Last week, Polly Mellen, one of fashion’s most influential and prolific editors, died at the age of 100. A collaborator with the world’s finest magazines, photographers, and designers for the better part of 50 years, there are few among fashion’s ranks whose fingerprints can be felt so distinctly across such a vast swath of time. She was among the last of a great generation of editors, an elite coterie of women André Leon Talley dubbed sacred monsters for their unique alchemy of exquisite taste and utter brutality. Even among them, she was singular.
Mellen was active during a time before stylists existed as we understand them today. She was a sittings editor, a title originally meant to denote a magazine staff member who oversaw the portrait sittings for the society women who populated their pages. While she was no stranger to those, Mellen built much of her career by imbuing fashion with a dynamism that bridged visual fashion culture into the contemporary era. More than that, she was a disciple of the Vreeland school of editorial for whom imagination and determination were parallel and indispensable guiding forces.
No matter her eventual seniority, Mellen was as much a fan of fashion as an insider. She worshipped creativity and would quite literally moan whenever she saw something that excited her well-trained eye. Photographer Richard Avedon, who later became among her closest working companions and a great champion, couldn’t stand her initially, insisting she was “too noisy.” But when she completely held her tongue during their first collaboration on a shoot with Audrey Hepburn, he said, “You must never do that again, ever, because the feedback that you can give me when I’m working, I feel it and sense it.
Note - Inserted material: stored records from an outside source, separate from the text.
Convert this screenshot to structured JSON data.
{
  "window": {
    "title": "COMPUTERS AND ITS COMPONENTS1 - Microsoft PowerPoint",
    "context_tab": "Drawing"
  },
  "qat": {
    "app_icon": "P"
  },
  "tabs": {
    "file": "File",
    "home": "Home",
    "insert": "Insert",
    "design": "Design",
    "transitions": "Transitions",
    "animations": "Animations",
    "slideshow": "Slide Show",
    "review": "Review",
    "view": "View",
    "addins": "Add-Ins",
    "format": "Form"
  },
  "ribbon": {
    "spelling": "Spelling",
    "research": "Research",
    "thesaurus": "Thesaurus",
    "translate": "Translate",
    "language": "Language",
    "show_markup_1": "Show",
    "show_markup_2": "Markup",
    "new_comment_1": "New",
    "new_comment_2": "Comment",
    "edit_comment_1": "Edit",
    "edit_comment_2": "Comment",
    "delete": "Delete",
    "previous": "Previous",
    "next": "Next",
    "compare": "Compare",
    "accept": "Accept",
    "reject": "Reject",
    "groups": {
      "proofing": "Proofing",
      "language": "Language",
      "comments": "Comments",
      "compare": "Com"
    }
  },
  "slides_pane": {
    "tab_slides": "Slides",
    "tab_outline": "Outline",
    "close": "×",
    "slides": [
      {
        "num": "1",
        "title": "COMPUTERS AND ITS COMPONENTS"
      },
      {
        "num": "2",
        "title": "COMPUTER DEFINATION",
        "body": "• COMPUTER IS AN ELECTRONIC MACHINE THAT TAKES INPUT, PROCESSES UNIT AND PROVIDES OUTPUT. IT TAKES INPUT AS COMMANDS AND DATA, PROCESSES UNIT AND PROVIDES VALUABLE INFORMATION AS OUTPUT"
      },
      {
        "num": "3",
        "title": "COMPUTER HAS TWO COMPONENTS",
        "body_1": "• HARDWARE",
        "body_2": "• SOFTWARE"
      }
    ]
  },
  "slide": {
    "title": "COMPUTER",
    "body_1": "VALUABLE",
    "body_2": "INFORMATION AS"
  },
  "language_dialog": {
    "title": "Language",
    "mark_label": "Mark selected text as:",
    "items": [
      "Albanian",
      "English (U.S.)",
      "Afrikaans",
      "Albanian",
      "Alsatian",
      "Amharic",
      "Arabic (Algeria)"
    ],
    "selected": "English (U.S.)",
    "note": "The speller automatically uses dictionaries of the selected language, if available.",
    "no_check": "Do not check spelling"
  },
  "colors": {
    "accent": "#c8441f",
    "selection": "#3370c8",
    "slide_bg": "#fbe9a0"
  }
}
You must not hold back. If you know what you’re doing and you like what you’re doing, let it go,” according to Mellen in an interview with Fern Mallis. Mellen took that to heart and never looked back.



The enthusiasm was plain to see even for those of us who didn’t have the privilege of working with her on set. Look through runway photographs anywhere from the 1970s through the end of the 1990s and if you scan carefully, you’ll spot Mellen sitting front row staring, absorbing the clothes coming down the catwalk with more intensity than everyone else in the room combined. It wasn’t unusual for her to stand up and cheer at the finale.
It’s difficult for me to recall another person I’ve seen express that kind of exuberance in fashion. Unlike most of the industry, Mellen never feigned being too cool for school by exuding the chilly reserve of so many of her colleagues. Fashion thrilled her. She wanted its creators to succeed and let them know it.
Perhaps that’s the biggest distinction between someone like her and someone like Anna Wintour: Mellen didn’t applaud the deals brokered and pawns played as Wintour does; Mellen celebrated creativity, curiosity and evolution. The contents of the magazines they oversaw make that difference explicit.



Maybe it’s logical according to the universe’s grand design that Mellen should leave us as the magazine, the entity she shaped and worked within, has fully ceased to be what it once was – in culture and in our collective imagination. She was a very special species that thrived in a very specific habitat that has since been lost. But I have a feeling that if she were here, she’d waste little time bemoaning a shifting world. An inquisitive mind has no boundaries and knows nothing of time and space. She would crisply (and with an upward tilt of her head) ask what’s next.

Excellent story!!! Polly was one of a kind. I encountered her a few times and she was always on! Her passion was infectious. It looks like Anna Wintour seated behind her in the front row shot. Andre Leon Tally to the left.